In technology years, email is a really old technology. One drawback to the way email works is that it wasn’t designed to filter out spam and fishing emails. There’s just no inherent way to prove that the sender of email is really who they say they are. There have been systems put in place on top of the basic email infrastructure to help do that, but they aren’t universally adopted and they aren’t foolproof, sometimes catching innocent email in their filters, while spam and fishing emails still get through.
Email is easy to spoof and criminals have found spoofing to be a proven way to exploit user trust of well-known brands. Simply inserting the logo of a well known brand into an email gives it instant legitimacy with many users. Termed “phishing,” this practice tempts recipients to click on links that can expose them to malware and compromise security and private data.
This week, a consortium of big names that are leading email senders – Google, Yahoo, AOL, Facebook, PayPal, Bank of America and Microsoft, among others – announced that they are signing on to an email authentication standard that should boost the universal adoption of authentication standards, hopefully reducing the number of fishing emails arriving in our inboxes. Termed, DMARC, (Domain-based Message Authentication, Reporting & Conformance) the standard is a way to make it easier for email senders and receivers to determine whether or not a given message is legitimately from the sender, and what to do if it isn’t. This makes it easier to identify spam and phishing messages, and keep them out of peoples’ inboxes.

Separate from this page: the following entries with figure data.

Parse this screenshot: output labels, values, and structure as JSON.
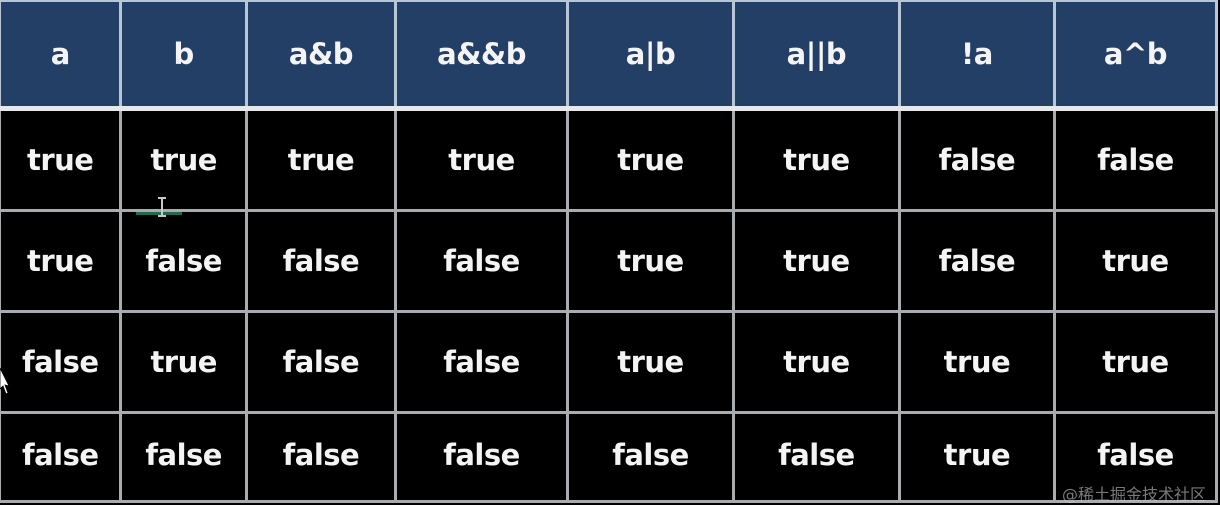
{
  "table": {
    "headers": [
      "a",
      "b",
      "a&b",
      "a&&b",
      "a|b",
      "a||b",
      "!a",
      "a^b"
    ],
    "rows": [
      [
        "true",
        "true",
        "true",
        "true",
        "true",
        "true",
        "false",
        "false"
      ],
      [
        "true",
        "false",
        "false",
        "false",
        "true",
        "true",
        "false",
        "true"
      ],
      [
        "false",
        "true",
        "false",
        "false",
        "true",
        "true",
        "true",
        "true"
      ],
      [
        "false",
        "false",
        "false",
        "false",
        "false",
        "false",
        "true",
        "false"
      ]
    ]
  },
  "colors": {
    "header_bg": "#243f66",
    "cell_bg": "#000000",
    "text": "#f4f4f4",
    "grid": "#a9acae"
  },
  "watermark": "@稀土掘金技术社区",
  "icons": {
    "text_cursor": "i-beam-cursor-icon",
    "pointer": "mouse-pointer-icon"
  }
}
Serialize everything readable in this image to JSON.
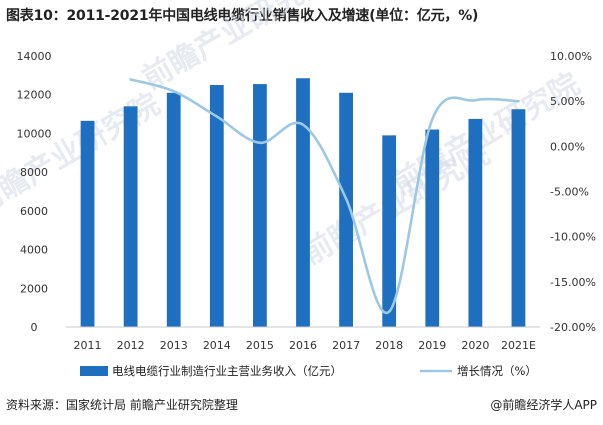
{
  "chart_data": {
    "type": "bar",
    "title": "图表10：2011-2021年中国电线电缆行业销售收入及增速(单位：亿元，%)",
    "categories": [
      "2011",
      "2012",
      "2013",
      "2014",
      "2015",
      "2016",
      "2017",
      "2018",
      "2019",
      "2020",
      "2021E"
    ],
    "series": [
      {
        "name": "电线电缆行业制造行业主营业务收入（亿元）",
        "type": "bar",
        "axis": "left",
        "color": "#1f6fc0",
        "values": [
          10650,
          11400,
          12100,
          12500,
          12550,
          12850,
          12100,
          9900,
          10200,
          10750,
          11250
        ]
      },
      {
        "name": "增长情况（%）",
        "type": "line",
        "axis": "right",
        "color": "#9cc8e6",
        "values": [
          null,
          7.4,
          6.1,
          3.3,
          0.4,
          2.4,
          -5.8,
          -18.3,
          3.0,
          5.1,
          5.0
        ]
      }
    ],
    "y_left": {
      "ylim": [
        0,
        14000
      ],
      "ticks": [
        "0",
        "2000",
        "4000",
        "6000",
        "8000",
        "10000",
        "12000",
        "14000"
      ]
    },
    "y_right": {
      "ylim": [
        -20,
        10
      ],
      "ticks": [
        "10.00%",
        "5.00%",
        "0.00%",
        "-5.00%",
        "-10.00%",
        "-15.00%",
        "-20.00%"
      ]
    },
    "legend_position": "bottom",
    "grid": false
  },
  "watermark": "前瞻产业研究院",
  "footer": {
    "source": "资料来源：国家统计局 前瞻产业研究院整理",
    "brand": "@前瞻经济学人APP"
  }
}
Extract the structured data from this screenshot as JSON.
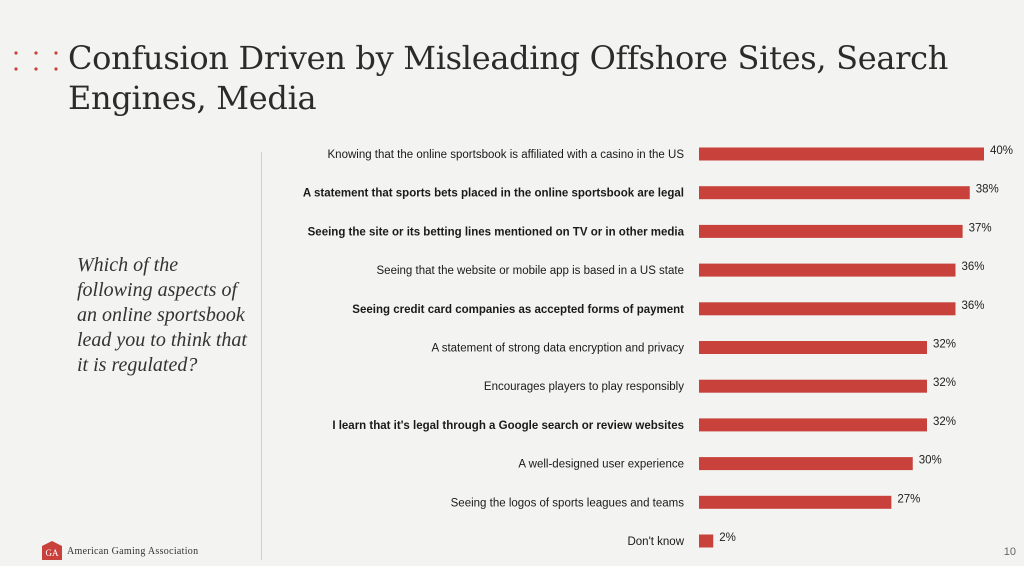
{
  "slide": {
    "title": "Confusion Driven by Misleading Offshore Sites, Search Engines, Media",
    "question": "Which of the following aspects of an online sportsbook lead you to think that it is regulated?",
    "organization": "American Gaming Association",
    "page_number": "10",
    "accent_color": "#c8423b"
  },
  "chart_data": {
    "type": "bar",
    "orientation": "horizontal",
    "categories": [
      "Knowing that the online sportsbook is affiliated with a casino in the US",
      "A statement that sports bets placed in the online sportsbook are legal",
      "Seeing the site or its betting lines mentioned on TV or in other media",
      "Seeing that the website or mobile app is based in a US state",
      "Seeing credit card companies as accepted forms of payment",
      "A statement of strong data encryption and privacy",
      "Encourages players to play responsibly",
      "I learn that it's legal through a Google search or review websites",
      "A well-designed user experience",
      "Seeing the logos of sports leagues and teams",
      "Don't know"
    ],
    "bold_categories": [
      false,
      true,
      true,
      false,
      true,
      false,
      false,
      true,
      false,
      false,
      false
    ],
    "values": [
      40,
      38,
      37,
      36,
      36,
      32,
      32,
      32,
      30,
      27,
      2
    ],
    "value_labels": [
      "40%",
      "38%",
      "37%",
      "36%",
      "36%",
      "32%",
      "32%",
      "32%",
      "30%",
      "27%",
      "2%"
    ],
    "xlim": [
      0,
      40
    ],
    "bar_color": "#c8423b",
    "grid": false,
    "legend": false,
    "title": "",
    "xlabel": "",
    "ylabel": ""
  }
}
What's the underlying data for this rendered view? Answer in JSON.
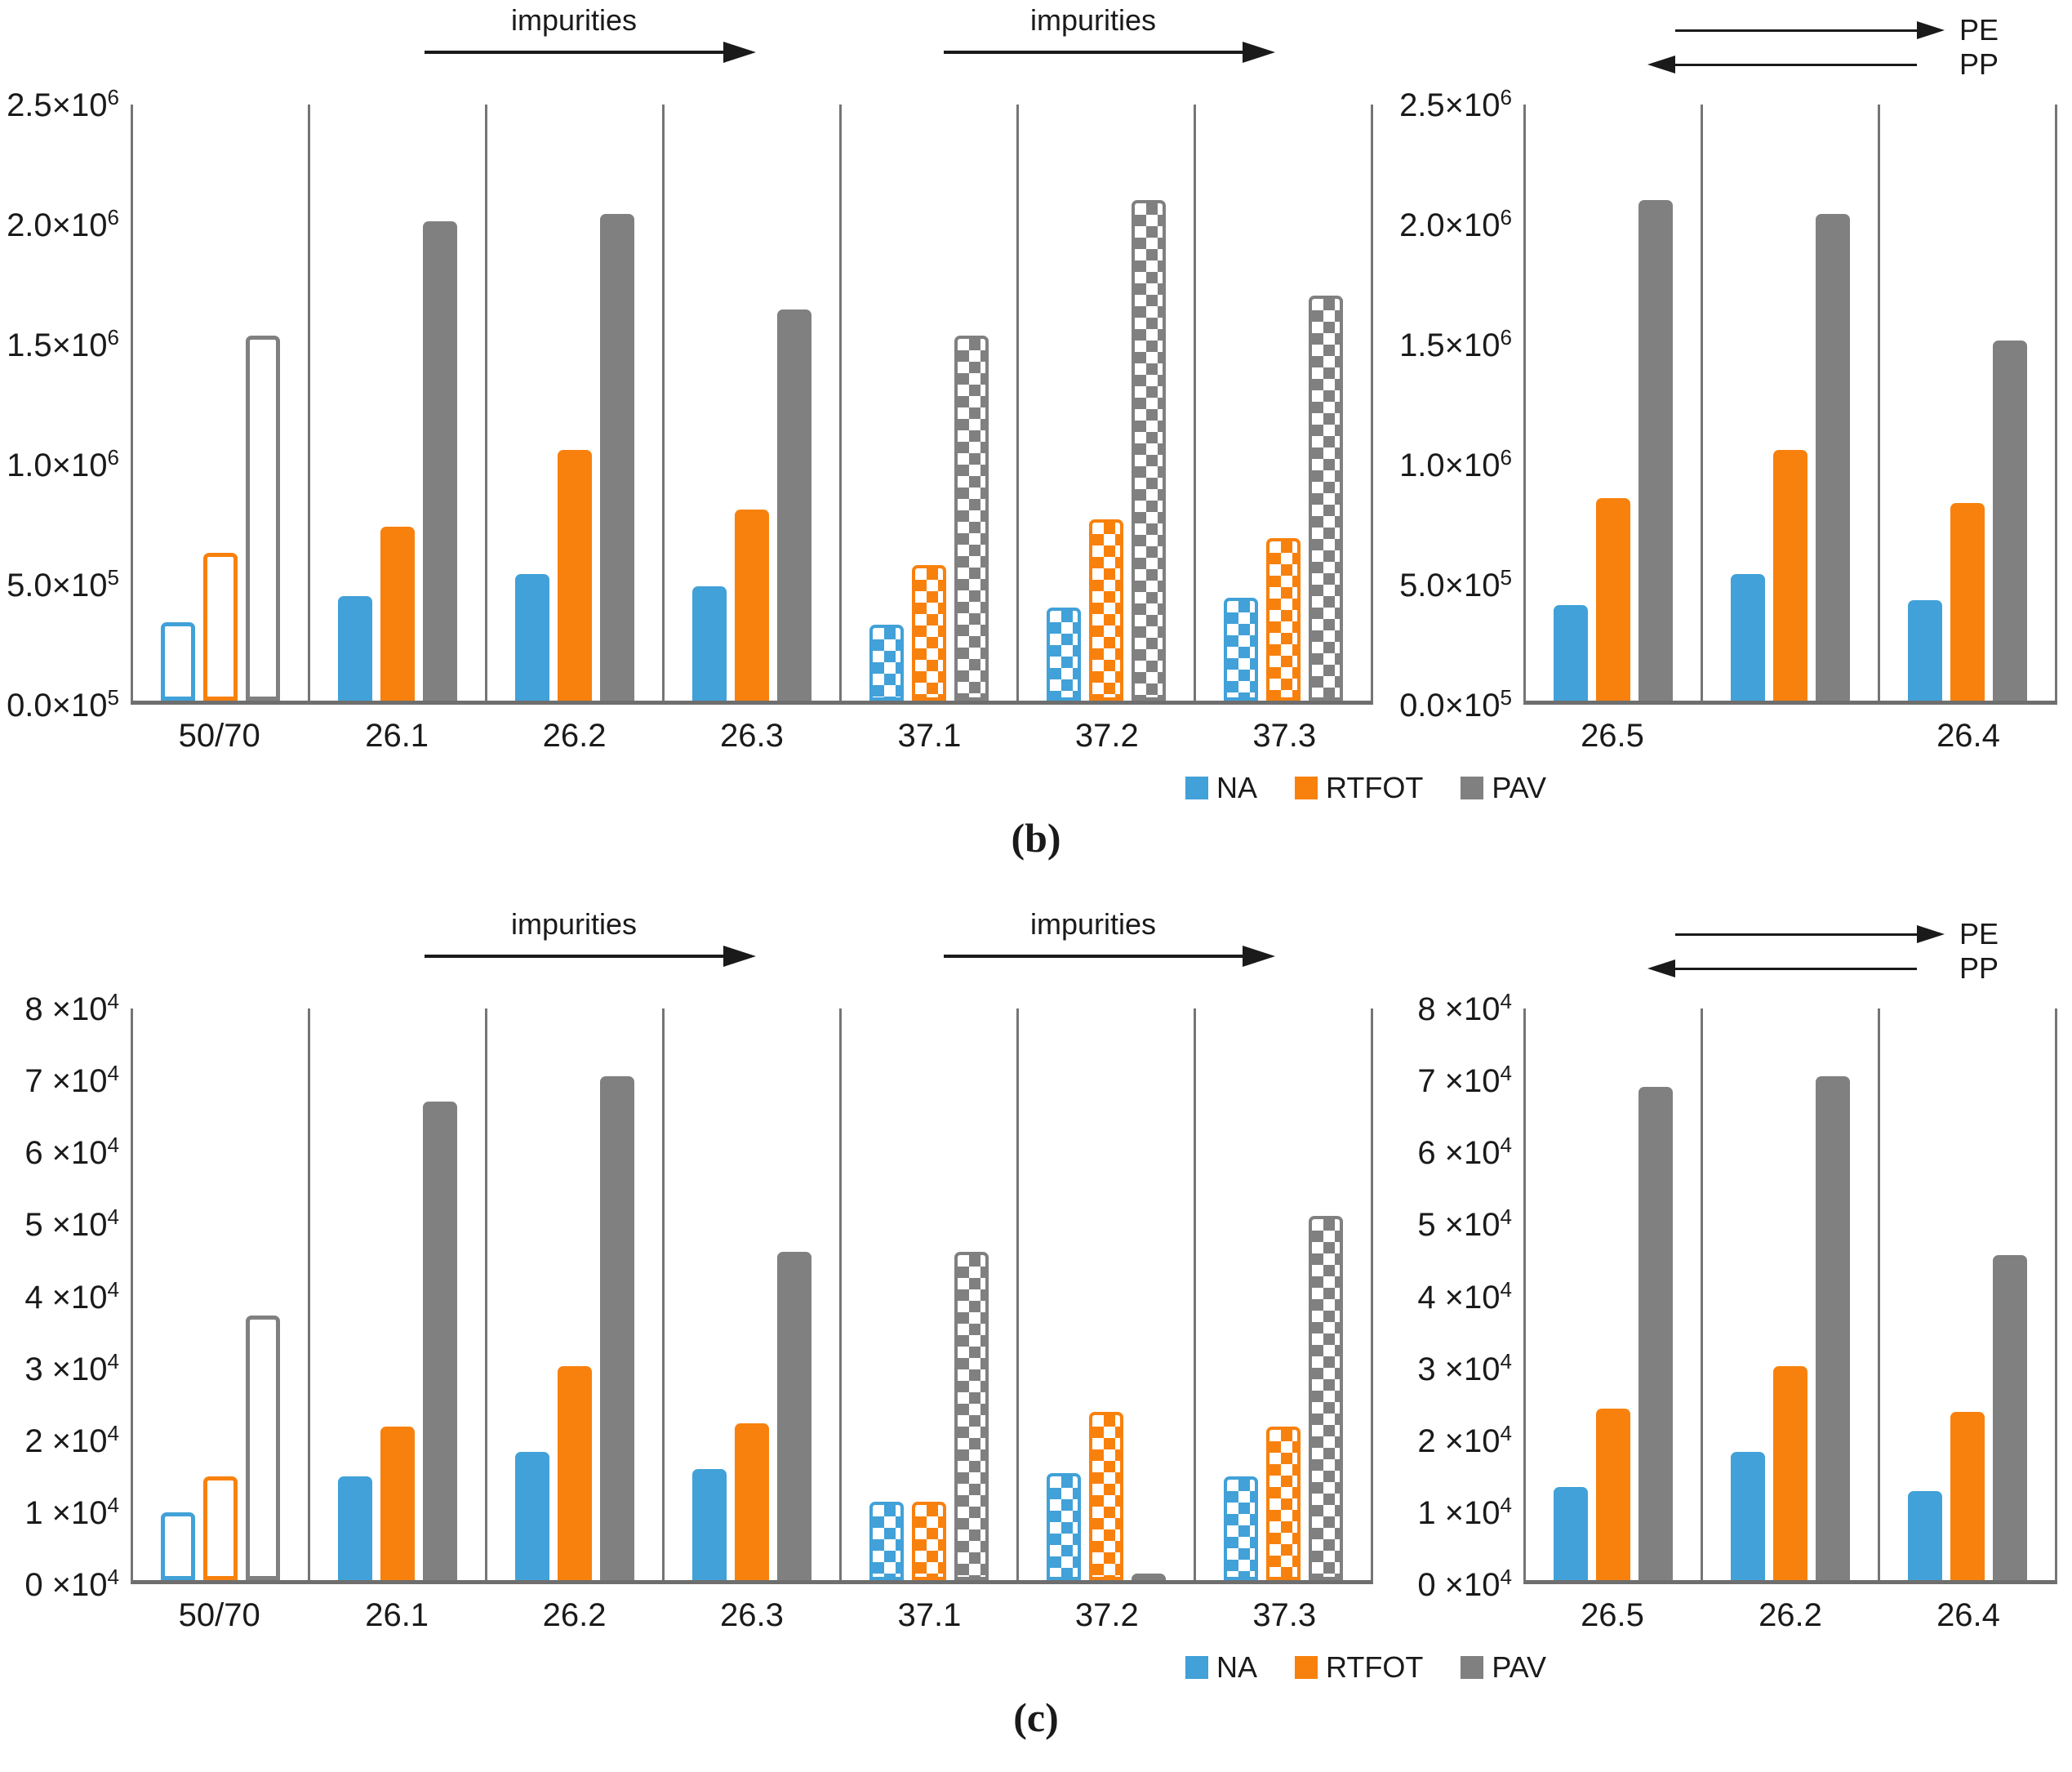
{
  "figure": {
    "captions": {
      "b": "(b)",
      "c": "(c)"
    }
  },
  "annotations": {
    "impurities": "impurities",
    "pe": "PE",
    "pp": "PP"
  },
  "colors": {
    "na": "#41A1D8",
    "rtfot": "#F8810D",
    "pav": "#808080",
    "axis": "#6e6e6e",
    "grid": "#757575",
    "text": "#1a1a1a"
  },
  "legend": {
    "items": [
      {
        "label": "NA",
        "series": "na"
      },
      {
        "label": "RTFOT",
        "series": "rtfot"
      },
      {
        "label": "PAV",
        "series": "pav"
      }
    ]
  },
  "chart_data": [
    {
      "id": "b-left",
      "type": "bar",
      "panel": "b",
      "ylim": [
        0,
        2500000
      ],
      "grid": "vertical-dividers-only",
      "yticks": [
        {
          "text": "2.5×10",
          "sup": "6",
          "value": 2500000
        },
        {
          "text": "2.0×10",
          "sup": "6",
          "value": 2000000
        },
        {
          "text": "1.5×10",
          "sup": "6",
          "value": 1500000
        },
        {
          "text": "1.0×10",
          "sup": "6",
          "value": 1000000
        },
        {
          "text": "5.0×10",
          "sup": "5",
          "value": 500000
        },
        {
          "text": "0.0×10",
          "sup": "5",
          "value": 0
        }
      ],
      "categories": [
        "50/70",
        "26.1",
        "26.2",
        "26.3",
        "37.1",
        "37.2",
        "37.3"
      ],
      "bar_styles": [
        "outline",
        "solid",
        "solid",
        "solid",
        "checker",
        "checker",
        "checker"
      ],
      "series": [
        {
          "name": "NA",
          "key": "na",
          "values": [
            330000,
            440000,
            530000,
            480000,
            320000,
            390000,
            430000
          ]
        },
        {
          "name": "RTFOT",
          "key": "rtfot",
          "values": [
            620000,
            730000,
            1050000,
            800000,
            570000,
            760000,
            680000
          ]
        },
        {
          "name": "PAV",
          "key": "pav",
          "values": [
            1530000,
            2010000,
            2040000,
            1640000,
            1530000,
            2100000,
            1700000
          ]
        }
      ],
      "annotations": [
        {
          "text": "impurities",
          "type": "arrow-right",
          "over": [
            "26.1",
            "26.3"
          ]
        },
        {
          "text": "impurities",
          "type": "arrow-right",
          "over": [
            "37.1",
            "37.3"
          ]
        }
      ]
    },
    {
      "id": "b-right",
      "type": "bar",
      "panel": "b",
      "ylim": [
        0,
        2500000
      ],
      "grid": "vertical-dividers-only",
      "yticks": [
        {
          "text": "2.5×10",
          "sup": "6",
          "value": 2500000
        },
        {
          "text": "2.0×10",
          "sup": "6",
          "value": 2000000
        },
        {
          "text": "1.5×10",
          "sup": "6",
          "value": 1500000
        },
        {
          "text": "1.0×10",
          "sup": "6",
          "value": 1000000
        },
        {
          "text": "5.0×10",
          "sup": "5",
          "value": 500000
        },
        {
          "text": "0.0×10",
          "sup": "5",
          "value": 0
        }
      ],
      "categories": [
        "26.5",
        "",
        "26.4"
      ],
      "bar_styles": [
        "solid",
        "solid",
        "solid"
      ],
      "series": [
        {
          "name": "NA",
          "key": "na",
          "values": [
            400000,
            530000,
            420000
          ]
        },
        {
          "name": "RTFOT",
          "key": "rtfot",
          "values": [
            850000,
            1050000,
            830000
          ]
        },
        {
          "name": "PAV",
          "key": "pav",
          "values": [
            2100000,
            2040000,
            1510000
          ]
        }
      ],
      "annotations": [
        {
          "text": "PE",
          "type": "arrow-right"
        },
        {
          "text": "PP",
          "type": "arrow-left"
        }
      ]
    },
    {
      "id": "c-left",
      "type": "bar",
      "panel": "c",
      "ylim": [
        0,
        80000
      ],
      "grid": "vertical-dividers-only",
      "yticks": [
        {
          "text": "8 ×10",
          "sup": "4",
          "value": 80000
        },
        {
          "text": "7 ×10",
          "sup": "4",
          "value": 70000
        },
        {
          "text": "6 ×10",
          "sup": "4",
          "value": 60000
        },
        {
          "text": "5 ×10",
          "sup": "4",
          "value": 50000
        },
        {
          "text": "4 ×10",
          "sup": "4",
          "value": 40000
        },
        {
          "text": "3 ×10",
          "sup": "4",
          "value": 30000
        },
        {
          "text": "2 ×10",
          "sup": "4",
          "value": 20000
        },
        {
          "text": "1 ×10",
          "sup": "4",
          "value": 10000
        },
        {
          "text": "0 ×10",
          "sup": "4",
          "value": 0
        }
      ],
      "categories": [
        "50/70",
        "26.1",
        "26.2",
        "26.3",
        "37.1",
        "37.2",
        "37.3"
      ],
      "bar_styles": [
        "outline",
        "solid",
        "solid",
        "solid",
        "checker",
        "checker",
        "checker"
      ],
      "series": [
        {
          "name": "NA",
          "key": "na",
          "values": [
            9500,
            14500,
            18000,
            15500,
            11000,
            15000,
            14500
          ]
        },
        {
          "name": "RTFOT",
          "key": "rtfot",
          "values": [
            14500,
            21500,
            30000,
            22000,
            11000,
            23500,
            21500
          ]
        },
        {
          "name": "PAV",
          "key": "pav",
          "values": [
            37000,
            67000,
            70500,
            46000,
            46000,
            800,
            51000
          ]
        }
      ],
      "annotations": [
        {
          "text": "impurities",
          "type": "arrow-right",
          "over": [
            "26.1",
            "26.3"
          ]
        },
        {
          "text": "impurities",
          "type": "arrow-right",
          "over": [
            "37.1",
            "37.3"
          ]
        }
      ]
    },
    {
      "id": "c-right",
      "type": "bar",
      "panel": "c",
      "ylim": [
        0,
        80000
      ],
      "grid": "vertical-dividers-only",
      "yticks": [
        {
          "text": "8 ×10",
          "sup": "4",
          "value": 80000
        },
        {
          "text": "7 ×10",
          "sup": "4",
          "value": 70000
        },
        {
          "text": "6 ×10",
          "sup": "4",
          "value": 60000
        },
        {
          "text": "5 ×10",
          "sup": "4",
          "value": 50000
        },
        {
          "text": "4 ×10",
          "sup": "4",
          "value": 40000
        },
        {
          "text": "3 ×10",
          "sup": "4",
          "value": 30000
        },
        {
          "text": "2 ×10",
          "sup": "4",
          "value": 20000
        },
        {
          "text": "1 ×10",
          "sup": "4",
          "value": 10000
        },
        {
          "text": "0 ×10",
          "sup": "4",
          "value": 0
        }
      ],
      "categories": [
        "26.5",
        "26.2",
        "26.4"
      ],
      "bar_styles": [
        "solid",
        "solid",
        "solid"
      ],
      "series": [
        {
          "name": "NA",
          "key": "na",
          "values": [
            13000,
            18000,
            12500
          ]
        },
        {
          "name": "RTFOT",
          "key": "rtfot",
          "values": [
            24000,
            30000,
            23500
          ]
        },
        {
          "name": "PAV",
          "key": "pav",
          "values": [
            69000,
            70500,
            45500
          ]
        }
      ],
      "annotations": [
        {
          "text": "PE",
          "type": "arrow-right"
        },
        {
          "text": "PP",
          "type": "arrow-left"
        }
      ]
    }
  ]
}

“Email phishing defrauds millions of people and companies every year, resulting in a loss of consumer confidence in email and the Internet as a whole,” said Brett McDowell, Chair of DMARC.org and Senior Manager of Customer Security Initiatives at PayPal. “Industry cooperation – combined with technology and consumer education – is crucial to fight phishing.”
What does this mean to you? Well, once adopted and implemented, DMARC should make it easier for their mailbox provider (e.g. AOL, Comcast, Hotmail, GMail, Yahoo) to keep spam and phishing messages from ever reaching your inbox.